Soft rate-limiting incoming API requests / connections approach by slowing them down?

hubertlepicki · November 21, 2020, 2:19pm

Hey all,

I have a slightly unusual problem. One of our clients has a public API, that is built on Elixir / Phoenix / Postgres.

I am thinking of rate-limiting the access to API because we are getting hundreds of requests per second already and a lot of clients seem to have bult very lazy clients that just hit our API every second or so.

While I can fairly easily implement something like plug-attack, which would return 401 / 403 / custom status code instantly, and I actually tried this approach, this fails to prevent attempts to contact the API, and also breaks some of the customers code that consumes the API in a naive loops.

I wonder if I get myself into trouble by implementing a Plug or cowboy handler that pauses instead of returning status code instantly for these abusive clients.

So, when user goes above rate limit, we simply :timer.sleep(10_000) in a Plug or similar.

Has someone here tried such approach, or maybe knows of a tools that I can use in front of my API to facilitate this behavior?

I am slightly worried about doing that on the Elixir side, as this would mean maintaining these connections in memory, and also possibly hitting system limits on open file descriptors etc.

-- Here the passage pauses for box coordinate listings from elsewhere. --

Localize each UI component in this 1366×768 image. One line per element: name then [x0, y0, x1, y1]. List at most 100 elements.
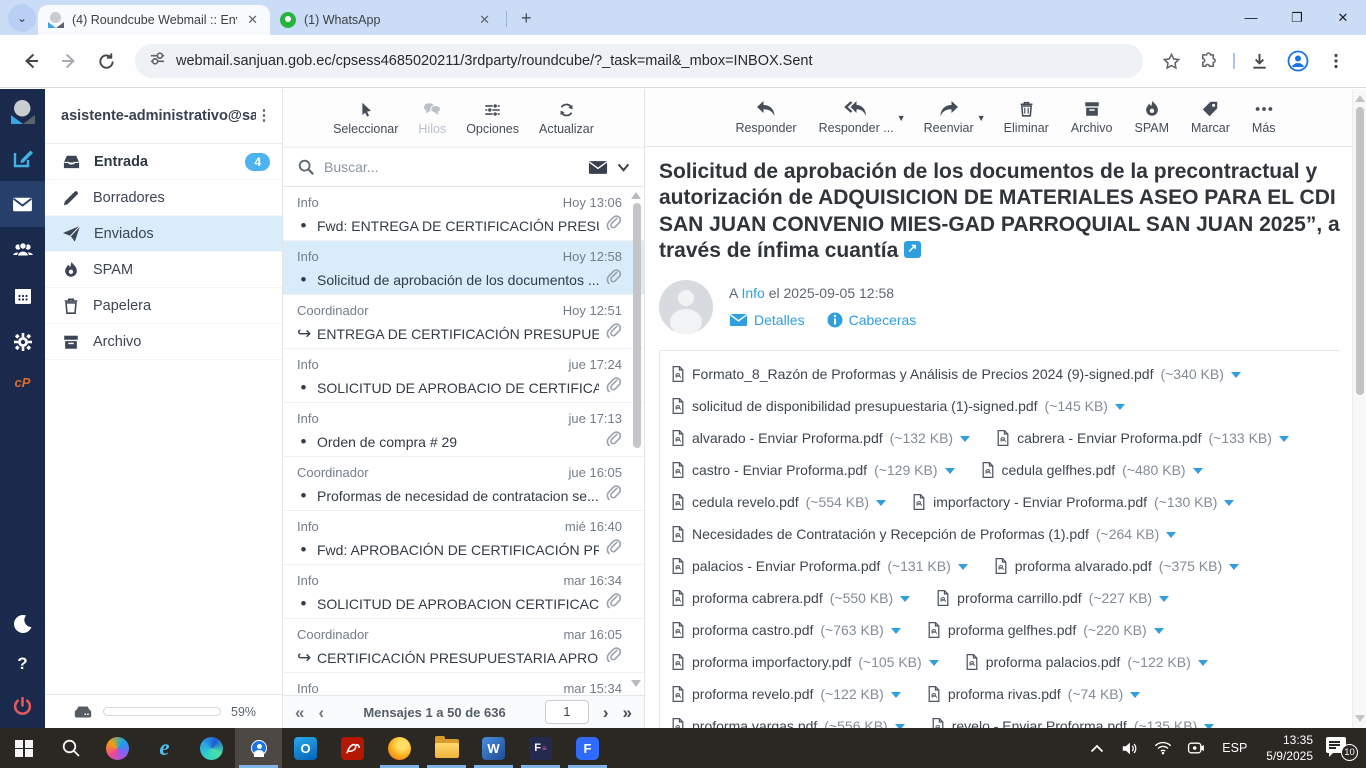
wifi-icon[interactable]: [1150, 741, 1176, 755]
attachment-dropdown-icon[interactable]: [1279, 436, 1289, 442]
attachment-dropdown-icon[interactable]: [958, 564, 968, 570]
attachment-dropdown-icon[interactable]: [1229, 564, 1239, 570]
logout-power-icon[interactable]: [0, 684, 45, 728]
attachment-item[interactable]: Necesidades de Contratación y Recepción …: [671, 524, 1176, 544]
account-menu-icon[interactable]: ⋮: [256, 114, 272, 118]
message-list-item[interactable]: Info jue 17:13 • Orden de compra # 29: [283, 403, 644, 457]
attachment-item[interactable]: proforma carrillo.pdf (~227 KB): [936, 588, 1169, 608]
more-button[interactable]: Más: [1252, 100, 1276, 135]
attachment-item[interactable]: proforma alvarado.pdf (~375 KB): [994, 556, 1239, 576]
sidebar-item-papelera[interactable]: Papelera: [45, 288, 282, 324]
taskbar-internet-explorer-button[interactable]: e: [141, 728, 188, 768]
message-list-item[interactable]: Info Hoy 12:58 • Solicitud de aprobación…: [283, 241, 644, 295]
page-number-input[interactable]: 1: [545, 700, 589, 724]
tab-roundcube[interactable]: (4) Roundcube Webmail :: Envia ✕: [38, 5, 270, 35]
attachment-item[interactable]: proforma cabrera.pdf (~550 KB): [671, 588, 910, 608]
dark-mode-moon-icon[interactable]: [0, 604, 45, 644]
attachment-item[interactable]: Formato_8_Razón de Proformas y Análisis …: [671, 364, 1241, 384]
mail-icon[interactable]: [0, 181, 45, 227]
attachment-item[interactable]: proforma palacios.pdf (~122 KB): [965, 652, 1208, 672]
clock[interactable]: 13:35 5/9/2025: [1260, 732, 1319, 764]
sidebar-item-spam[interactable]: SPAM: [45, 252, 282, 288]
attachment-dropdown-icon[interactable]: [891, 628, 901, 634]
window-close-button[interactable]: ✕: [1320, 10, 1366, 26]
attachment-dropdown-icon[interactable]: [1224, 500, 1234, 506]
message-list-item[interactable]: Info mar 16:34 • SOLICITUD DE APROBACION…: [283, 565, 644, 619]
taskbar-firefox-button[interactable]: [376, 728, 423, 768]
sidebar-item-borradores[interactable]: Borradores: [45, 180, 282, 216]
forward-dropdown-icon[interactable]: ▼: [977, 113, 986, 123]
taskbar-acrobat-button[interactable]: [329, 728, 376, 768]
calendar-icon[interactable]: [0, 273, 45, 319]
list-scroll-down-arrow[interactable]: [631, 680, 641, 687]
meet-now-icon[interactable]: [1183, 741, 1209, 755]
reply-all-dropdown-icon[interactable]: ▼: [897, 113, 906, 123]
details-toggle[interactable]: Detalles: [729, 312, 805, 328]
roundcube-logo[interactable]: [0, 89, 45, 135]
message-list-item[interactable]: Coordinador jue 16:05 • Proformas de nec…: [283, 457, 644, 511]
attachment-dropdown-icon[interactable]: [945, 468, 955, 474]
attachment-item[interactable]: proforma vargas.pdf (~556 KB): [671, 716, 905, 728]
attachment-dropdown-icon[interactable]: [960, 436, 970, 442]
taskbar-edge-button[interactable]: [188, 728, 235, 768]
message-scrollbar[interactable]: [1352, 89, 1366, 728]
settings-gear-icon[interactable]: [0, 319, 45, 365]
attachment-item[interactable]: palacios - Enviar Proforma.pdf (~131 KB): [671, 556, 968, 576]
taskbar-search-button[interactable]: [47, 728, 94, 768]
window-restore-button[interactable]: ❐: [1274, 10, 1320, 26]
search-scope-mail-icon[interactable]: [588, 160, 608, 175]
help-icon[interactable]: ?: [0, 644, 45, 684]
list-scroll-up-arrow[interactable]: [631, 192, 641, 199]
open-in-new-window-icon[interactable]: [904, 241, 921, 258]
last-page-button[interactable]: »: [623, 704, 632, 721]
prev-page-button[interactable]: ‹: [318, 704, 324, 721]
attachment-dropdown-icon[interactable]: [1154, 628, 1164, 634]
address-bar[interactable]: webmail.sanjuan.gob.ec/cpsess4685020211/…: [135, 44, 1143, 78]
attachment-item[interactable]: cedula gelfhes.pdf (~480 KB): [981, 460, 1203, 480]
attachment-item[interactable]: solicitud de disponibilidad presupuestar…: [671, 396, 1125, 416]
search-input[interactable]: [324, 159, 579, 175]
first-page-button[interactable]: «: [295, 704, 304, 721]
scroll-up-arrow[interactable]: [1355, 95, 1365, 102]
browser-menu-icon[interactable]: [1327, 52, 1345, 70]
start-button[interactable]: [0, 728, 47, 768]
attachment-item[interactable]: proforma revelo.pdf (~122 KB): [671, 684, 901, 704]
extensions-icon[interactable]: [1199, 52, 1218, 71]
tray-expand-chevron-icon[interactable]: [1084, 744, 1110, 753]
archive-button[interactable]: Archivo: [1071, 100, 1113, 135]
headers-toggle[interactable]: Cabeceras: [827, 312, 917, 328]
tab-close-icon[interactable]: ✕: [245, 12, 260, 28]
next-page-button[interactable]: ›: [603, 704, 609, 721]
message-list-item[interactable]: Info mar 15:34: [283, 673, 644, 695]
recipient-link[interactable]: Info: [741, 285, 764, 301]
forward-button[interactable]: Reenviar ▼: [924, 100, 974, 135]
forward-button[interactable]: [59, 51, 79, 71]
taskbar-chrome-button[interactable]: [235, 728, 282, 768]
tab-close-icon[interactable]: ✕: [477, 12, 492, 28]
spam-button[interactable]: SPAM: [1135, 100, 1170, 135]
sidebar-item-archivo[interactable]: Archivo: [45, 324, 282, 360]
attachment-item[interactable]: cedula revelo.pdf (~554 KB): [671, 492, 886, 512]
attachment-item[interactable]: imporfactory - Enviar Proforma.pdf (~130…: [912, 492, 1234, 512]
attachment-item[interactable]: proforma imporfactory.pdf (~105 KB): [671, 652, 939, 672]
attachment-dropdown-icon[interactable]: [1115, 404, 1125, 410]
scroll-down-arrow[interactable]: [1355, 715, 1365, 722]
back-button[interactable]: [21, 51, 41, 71]
attachment-item[interactable]: revelo - Enviar Proforma.pdf (~135 KB): [931, 716, 1215, 728]
taskbar-copilot-button[interactable]: [94, 728, 141, 768]
volume-icon[interactable]: [1117, 741, 1143, 756]
bookmark-star-icon[interactable]: [1162, 52, 1181, 71]
search-options-chevron-icon[interactable]: [617, 163, 630, 172]
attachment-dropdown-icon[interactable]: [876, 500, 886, 506]
taskbar-outlook-button[interactable]: O: [282, 728, 329, 768]
mark-button[interactable]: Marcar: [1191, 100, 1230, 135]
taskbar-word-button[interactable]: W: [470, 728, 517, 768]
message-list-item[interactable]: Info jue 17:24 • SOLICITUD DE APROBACIO …: [283, 349, 644, 403]
attachment-item[interactable]: proforma rivas.pdf (~74 KB): [927, 684, 1140, 704]
attachment-item[interactable]: proforma gelfhes.pdf (~220 KB): [927, 620, 1164, 640]
attachment-dropdown-icon[interactable]: [1198, 660, 1208, 666]
notification-center-icon[interactable]: 10: [1326, 735, 1356, 761]
taskbar-fs-app-button[interactable]: F≡: [517, 728, 564, 768]
attachment-dropdown-icon[interactable]: [1166, 532, 1176, 538]
attachment-dropdown-icon[interactable]: [1231, 372, 1241, 378]
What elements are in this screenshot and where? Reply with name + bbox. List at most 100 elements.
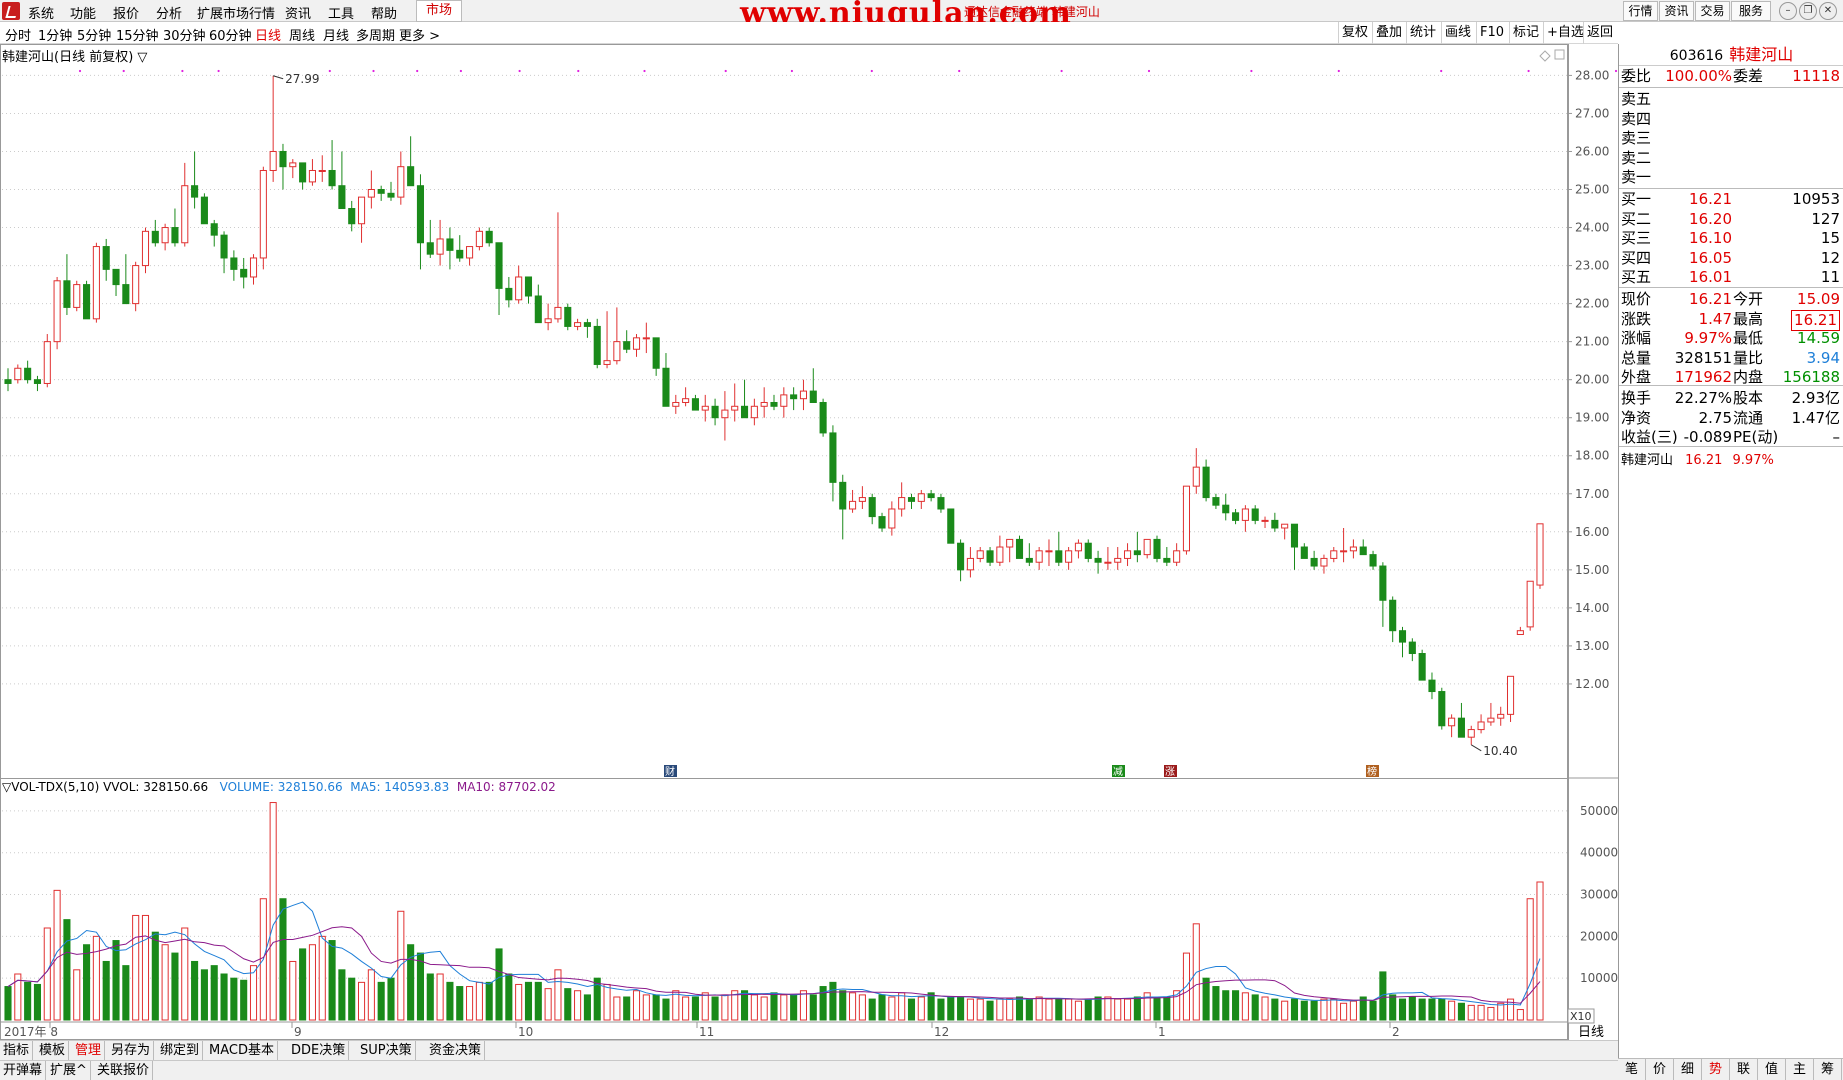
volume-bar	[200, 969, 208, 1021]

But maybe it’d be simply OK.

rjk · November 21, 2020, 2:54pm

I think it’s perfectly fine to return 429 status codes if it’s really excessive from their side. It sort of should always be in place if you want to make sure you stay up for all your clients. It’s the only official back pressure you can use towards (REST) API clients.

That said, if you want to try out delaying the requests I agree it’s not smart to do it within elixir/BEAM space as you will have to tweak and monitor a lot before you’re really sure it works as intended. (You will drain max conns and tcp somaxconn buffers quite fast if you’ve got a fast client) At the same time it’s a very implicit way to deal with things and therefore very hard to debug for both sides (later on).

If you want to experiment with delays or other forms of rate limiting I would look into something like the following:

But I would still advise to go the 429 status route because it’s well known and very explicit.

Goodluck

chasers · November 21, 2020, 2:58pm

Yeah I think your concerns are valid here. In general it sounds like not such a good idea. This is odd behavior, and not explicit. You’re going to be getting clients who wonder wtf is going on when your API is super slow.

IMO, do it like you normally would and fix the your clients client. Or just make it so you can set each client at a different rate limit.

hubertlepicki · November 21, 2020, 4:09pm

@rjk this looks very promising:

I will investigate that thank you so much!

l00ker · November 21, 2020, 4:22pm

Here’s a link to a blog post by Chris McCord in 2017 where he discusses building API rate limiting via ETS. You might find some useful ideas there as well.

Optimizing Your Elixir and Phoenix projects with ETS

al2o3cr · November 21, 2020, 7:12pm

This is going to tie up a Cowboy acceptor process; if enough requests come in that trip the ratelimit, you’ll eventually end up with EVERY acceptor sleeping and everything else waiting.

The customer’s code is already broken, this is just making it more apparent. If they’re requesting data over the network, they need to be prepared to handle network failures (or at least retry).

carterbryden · November 21, 2020, 8:05pm

Like rjk said, rate limiting with nginx in front can be as easy as adding a line to your virtual host. You can rate limit by number of requests, with room for bursts if you want, or you can limit it by bandwidth.